In the guts of patients with inflammatory bowel disease (IBD), adenosine triphosphate (ATP) produced outside of cells leads to intestinal inflammation. Francisco Quintana, an immunologist and neurologist at MIT’s Broad Institute and Harvard Medical School, and his colleagues engineered an inflammation-sensing yeast probiotic that neutralizes the inflammatory molecule.
In mouse models of IBD, the probiotic performed as well as or better than standard therapies for IBD. The approach could work to mitigate inflammation not only in the gut, but also in other parts of the body, such as the central nervous system.
“It’s a brilliant study, very original,” said Ari Waisman, a molecular biologist at the Johannes Gutenberg University Mainz, who was not involved in the new research. “The idea alone deserves 10 points just for that.”
In IBD, a vicious back-and-forth between host immune cells and gut flora ramp up inflammation.

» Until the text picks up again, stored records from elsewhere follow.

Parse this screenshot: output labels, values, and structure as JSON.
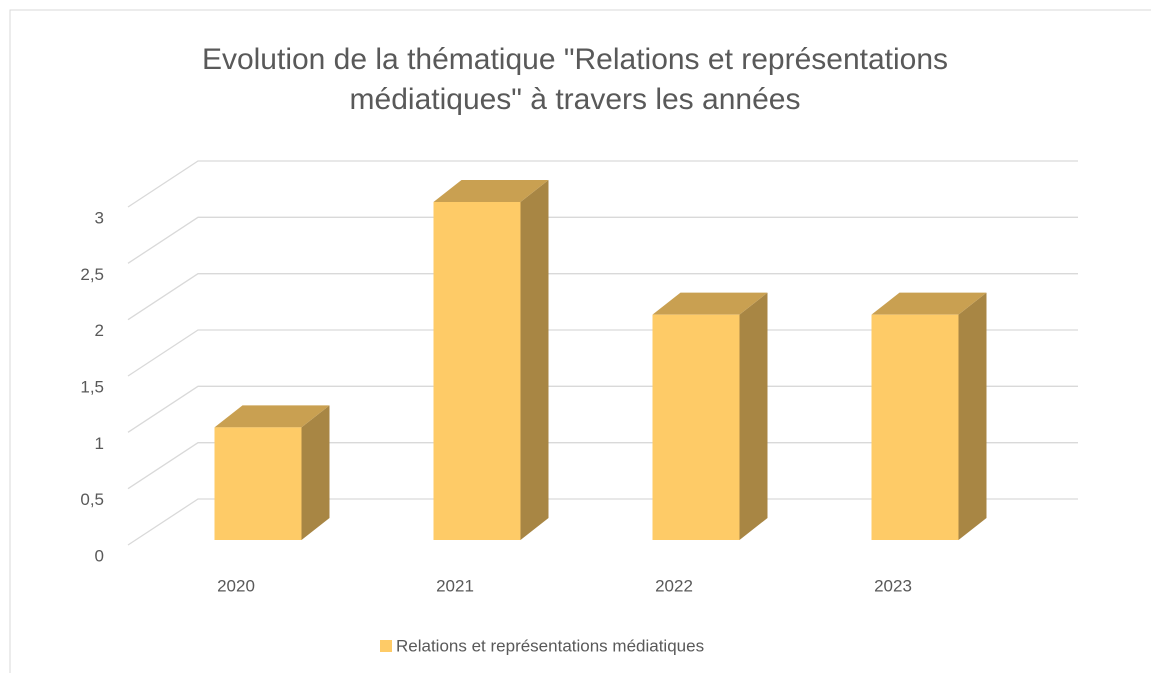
{
  "chart_data": {
    "type": "bar3d",
    "title": "Evolution de la thématique \"Relations et représentations médiatiques\" à travers les années",
    "categories": [
      "2020",
      "2021",
      "2022",
      "2023"
    ],
    "series": [
      {
        "name": "Relations et représentations médiatiques",
        "color": "#fecb67",
        "values": [
          1,
          3,
          2,
          2
        ]
      }
    ],
    "ylim": [
      0,
      3
    ],
    "yticks": [
      0,
      {
        "value": 0.5,
        "label": "0,5"
      },
      1,
      {
        "value": 1.5,
        "label": "1,5"
      },
      2,
      {
        "value": 2.5,
        "label": "2,5"
      },
      3
    ],
    "grid": true,
    "legend": "bottom"
  }
}
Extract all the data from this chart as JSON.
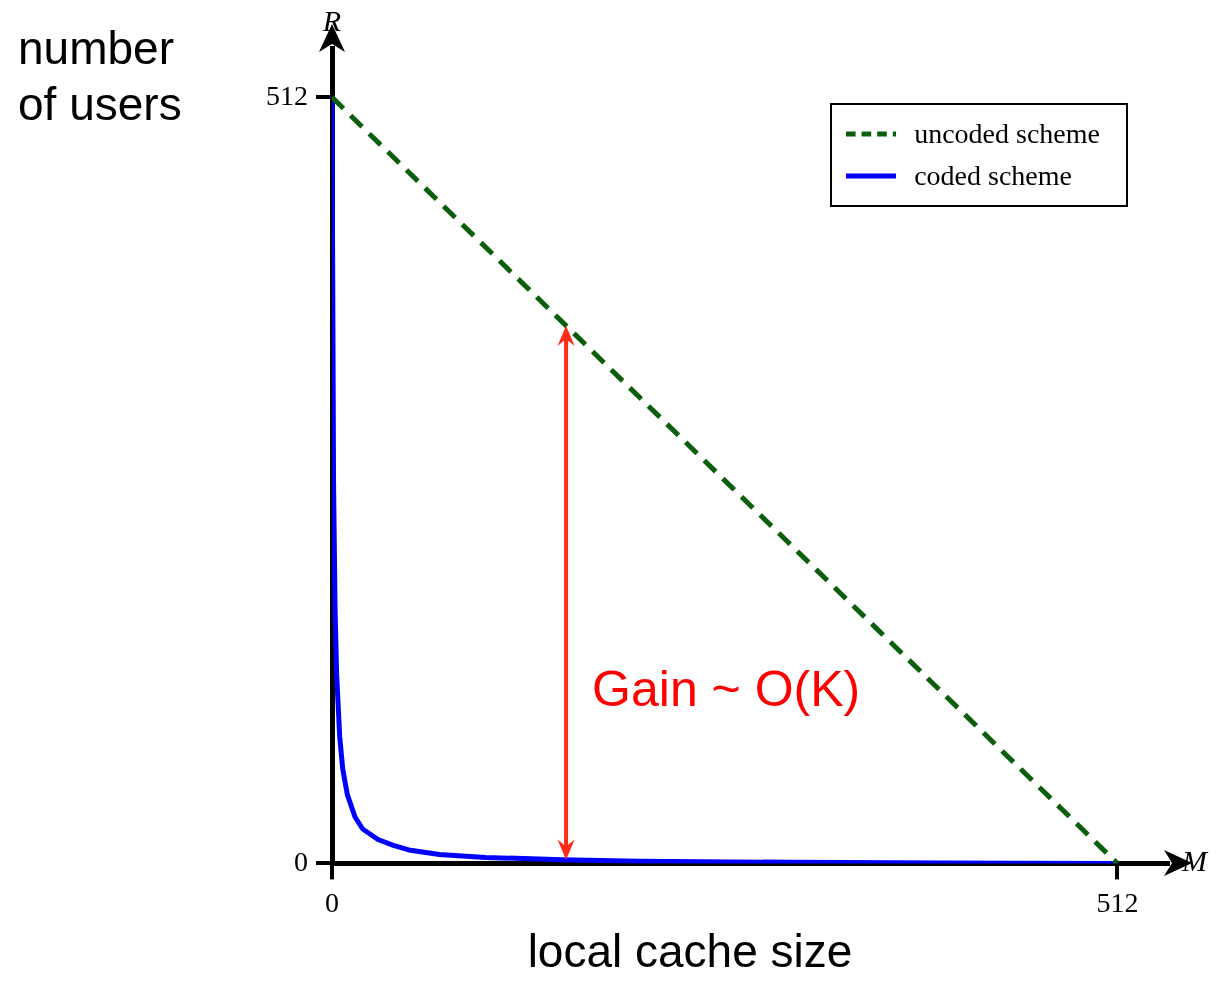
{
  "chart_data": {
    "type": "line",
    "xlabel": "local cache size",
    "ylabel": "number of users",
    "x": [
      0,
      1,
      2,
      3,
      5,
      7,
      10,
      15,
      20,
      30,
      40,
      50,
      70,
      100,
      150,
      200,
      300,
      400,
      512
    ],
    "xlim": [
      0,
      545
    ],
    "ylim": [
      0,
      545
    ],
    "xticks": [
      0,
      512
    ],
    "yticks": [
      0,
      512
    ],
    "grid": false,
    "legend": "top right",
    "marker": "none",
    "series": [
      {
        "name": "uncoded scheme",
        "color": "#0b5e0b",
        "line_style": "dashed",
        "x": [
          0,
          512
        ],
        "values": [
          512,
          0
        ]
      },
      {
        "name": "coded scheme",
        "color": "#0000ff",
        "line_style": "solid",
        "values": [
          512,
          256,
          170,
          127,
          85,
          63,
          46,
          31,
          23,
          16,
          12,
          9,
          6,
          4,
          2.5,
          1.5,
          0.7,
          0.3,
          0
        ]
      }
    ],
    "annotations": [
      "R",
      "M",
      "Gain ~ O(K)"
    ]
  }
}
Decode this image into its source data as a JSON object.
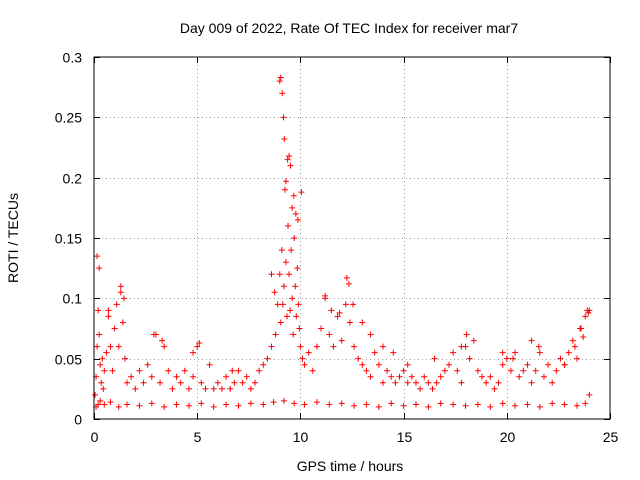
{
  "chart_data": {
    "type": "scatter",
    "title": "Day 009 of 2022, Rate Of TEC Index for receiver mar7",
    "xlabel": "GPS time / hours",
    "ylabel": "ROTI / TECUs",
    "xlim": [
      0,
      25
    ],
    "ylim": [
      0,
      0.3
    ],
    "xticks": [
      0,
      5,
      10,
      15,
      20,
      25
    ],
    "xtick_labels": [
      "0",
      "5",
      "10",
      "15",
      "20",
      "25"
    ],
    "yticks": [
      0,
      0.05,
      0.1,
      0.15,
      0.2,
      0.25,
      0.3
    ],
    "ytick_labels": [
      "0",
      "0.05",
      "0.1",
      "0.15",
      "0.2",
      "0.25",
      "0.3"
    ],
    "grid": true,
    "marker": "+",
    "series_color": "#ff0000",
    "series": [
      {
        "name": "ROTI",
        "x": [
          0.05,
          0.1,
          0.15,
          0.2,
          0.25,
          0.3,
          0.35,
          0.4,
          0.45,
          0.5,
          0.6,
          0.7,
          0.8,
          0.9,
          1.0,
          1.1,
          1.2,
          1.3,
          1.4,
          1.5,
          1.6,
          1.8,
          2.0,
          2.2,
          2.4,
          2.6,
          2.8,
          3.0,
          3.2,
          3.4,
          3.6,
          3.8,
          4.0,
          4.2,
          4.4,
          4.6,
          4.8,
          5.0,
          5.2,
          5.4,
          5.6,
          5.8,
          6.0,
          6.2,
          6.4,
          6.6,
          6.8,
          7.0,
          7.2,
          7.4,
          7.6,
          7.8,
          8.0,
          8.2,
          8.4,
          8.6,
          8.8,
          8.9,
          9.0,
          9.05,
          9.1,
          9.15,
          9.2,
          9.25,
          9.3,
          9.35,
          9.4,
          9.45,
          9.5,
          9.55,
          9.6,
          9.65,
          9.7,
          9.75,
          9.8,
          9.85,
          9.9,
          9.95,
          10.0,
          10.1,
          10.2,
          10.4,
          10.6,
          10.8,
          11.0,
          11.2,
          11.4,
          11.6,
          11.8,
          12.0,
          12.2,
          12.4,
          12.6,
          12.8,
          13.0,
          13.2,
          13.4,
          13.6,
          13.8,
          14.0,
          14.2,
          14.4,
          14.6,
          14.8,
          15.0,
          15.2,
          15.4,
          15.6,
          15.8,
          16.0,
          16.2,
          16.4,
          16.6,
          16.8,
          17.0,
          17.2,
          17.4,
          17.6,
          17.8,
          18.0,
          18.2,
          18.4,
          18.6,
          18.8,
          19.0,
          19.2,
          19.4,
          19.6,
          19.8,
          20.0,
          20.2,
          20.4,
          20.6,
          20.8,
          21.0,
          21.2,
          21.4,
          21.6,
          21.8,
          22.0,
          22.2,
          22.4,
          22.6,
          22.8,
          23.0,
          23.2,
          23.4,
          23.6,
          23.8,
          23.9,
          24.0,
          0.1,
          0.2,
          0.3,
          0.5,
          0.8,
          1.2,
          1.6,
          2.2,
          2.8,
          3.4,
          4.0,
          4.6,
          5.2,
          5.8,
          6.4,
          7.0,
          7.6,
          8.2,
          8.7,
          9.2,
          9.7,
          10.2,
          10.8,
          11.4,
          12.0,
          12.6,
          13.2,
          13.8,
          14.4,
          15.0,
          15.6,
          16.2,
          16.8,
          17.4,
          18.0,
          18.6,
          19.2,
          19.8,
          20.4,
          21.0,
          21.6,
          22.2,
          22.8,
          23.4,
          23.8,
          0.15,
          0.25,
          0.7,
          1.3,
          1.45,
          2.9,
          3.3,
          4.8,
          5.1,
          6.7,
          8.6,
          8.75,
          9.0,
          9.05,
          9.12,
          9.18,
          9.22,
          9.3,
          9.38,
          9.45,
          9.52,
          9.6,
          9.68,
          9.78,
          9.88,
          10.05,
          11.2,
          11.5,
          11.9,
          12.25,
          12.35,
          12.55,
          13.0,
          13.4,
          14.0,
          14.5,
          15.2,
          16.5,
          17.8,
          18.05,
          19.8,
          20.3,
          21.2,
          21.55,
          22.8,
          23.3,
          23.55,
          23.7,
          23.95,
          24.0
        ],
        "y": [
          0.02,
          0.035,
          0.06,
          0.09,
          0.07,
          0.045,
          0.03,
          0.05,
          0.025,
          0.04,
          0.055,
          0.085,
          0.06,
          0.04,
          0.075,
          0.095,
          0.06,
          0.105,
          0.08,
          0.05,
          0.03,
          0.035,
          0.025,
          0.04,
          0.03,
          0.045,
          0.035,
          0.07,
          0.03,
          0.06,
          0.04,
          0.025,
          0.035,
          0.03,
          0.04,
          0.025,
          0.035,
          0.06,
          0.03,
          0.025,
          0.045,
          0.025,
          0.03,
          0.025,
          0.035,
          0.025,
          0.03,
          0.04,
          0.03,
          0.035,
          0.025,
          0.03,
          0.04,
          0.045,
          0.05,
          0.06,
          0.07,
          0.095,
          0.12,
          0.08,
          0.14,
          0.095,
          0.11,
          0.19,
          0.13,
          0.085,
          0.16,
          0.12,
          0.09,
          0.14,
          0.1,
          0.07,
          0.15,
          0.11,
          0.085,
          0.125,
          0.095,
          0.075,
          0.06,
          0.05,
          0.045,
          0.055,
          0.04,
          0.06,
          0.075,
          0.1,
          0.07,
          0.06,
          0.085,
          0.065,
          0.095,
          0.08,
          0.06,
          0.05,
          0.045,
          0.04,
          0.035,
          0.055,
          0.045,
          0.03,
          0.04,
          0.035,
          0.03,
          0.035,
          0.04,
          0.03,
          0.035,
          0.03,
          0.025,
          0.035,
          0.03,
          0.025,
          0.03,
          0.035,
          0.04,
          0.045,
          0.055,
          0.04,
          0.03,
          0.06,
          0.05,
          0.065,
          0.04,
          0.035,
          0.03,
          0.035,
          0.025,
          0.03,
          0.045,
          0.05,
          0.04,
          0.055,
          0.035,
          0.04,
          0.045,
          0.03,
          0.04,
          0.055,
          0.035,
          0.045,
          0.03,
          0.04,
          0.05,
          0.045,
          0.055,
          0.065,
          0.05,
          0.075,
          0.085,
          0.09,
          0.02,
          0.01,
          0.012,
          0.015,
          0.012,
          0.014,
          0.01,
          0.012,
          0.011,
          0.013,
          0.01,
          0.012,
          0.011,
          0.013,
          0.01,
          0.012,
          0.011,
          0.013,
          0.012,
          0.014,
          0.015,
          0.013,
          0.012,
          0.014,
          0.012,
          0.013,
          0.011,
          0.012,
          0.01,
          0.013,
          0.011,
          0.012,
          0.01,
          0.013,
          0.012,
          0.011,
          0.012,
          0.01,
          0.013,
          0.011,
          0.012,
          0.01,
          0.013,
          0.012,
          0.011,
          0.013,
          0.135,
          0.125,
          0.09,
          0.11,
          0.1,
          0.07,
          0.065,
          0.055,
          0.063,
          0.04,
          0.12,
          0.105,
          0.28,
          0.283,
          0.27,
          0.25,
          0.232,
          0.197,
          0.215,
          0.218,
          0.21,
          0.175,
          0.185,
          0.17,
          0.165,
          0.188,
          0.102,
          0.09,
          0.088,
          0.117,
          0.112,
          0.095,
          0.08,
          0.07,
          0.06,
          0.055,
          0.045,
          0.05,
          0.06,
          0.07,
          0.055,
          0.05,
          0.065,
          0.06,
          0.045,
          0.06,
          0.075,
          0.068,
          0.088,
          0.09
        ]
      }
    ]
  }
}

Patients with IBD carry an abundance of microbial species that produce excessive ATP, which promotes inflammation. Meanwhile, host immune cells that drive inflammation also secrete ATP, further exacerbating the situation.
Most current IBD therapies such as antibodies that target tumor necrosis factor (TNF) suppress the immune system across the entire body, making patients susceptible to infection and some types of cancer.
The systemic approach to IBD treatment did not sit well with Quintana. “When we talk about inflammatory bowel disease or any autoimmune disease, we tend to think that the whole organ is on fire,” Quintana said, but “there are also many areas [of the gut] that are relatively okay.”
Treating IBD in a systemic manner is like covering an entire body part such as the arm with petroleum jelly and bandages after getting a cut on the elbow.
By engineering yeast robots that sense and neutralize inflammation, Quintana and his team developed a new kind of therapy that acts only on the inflamed areas.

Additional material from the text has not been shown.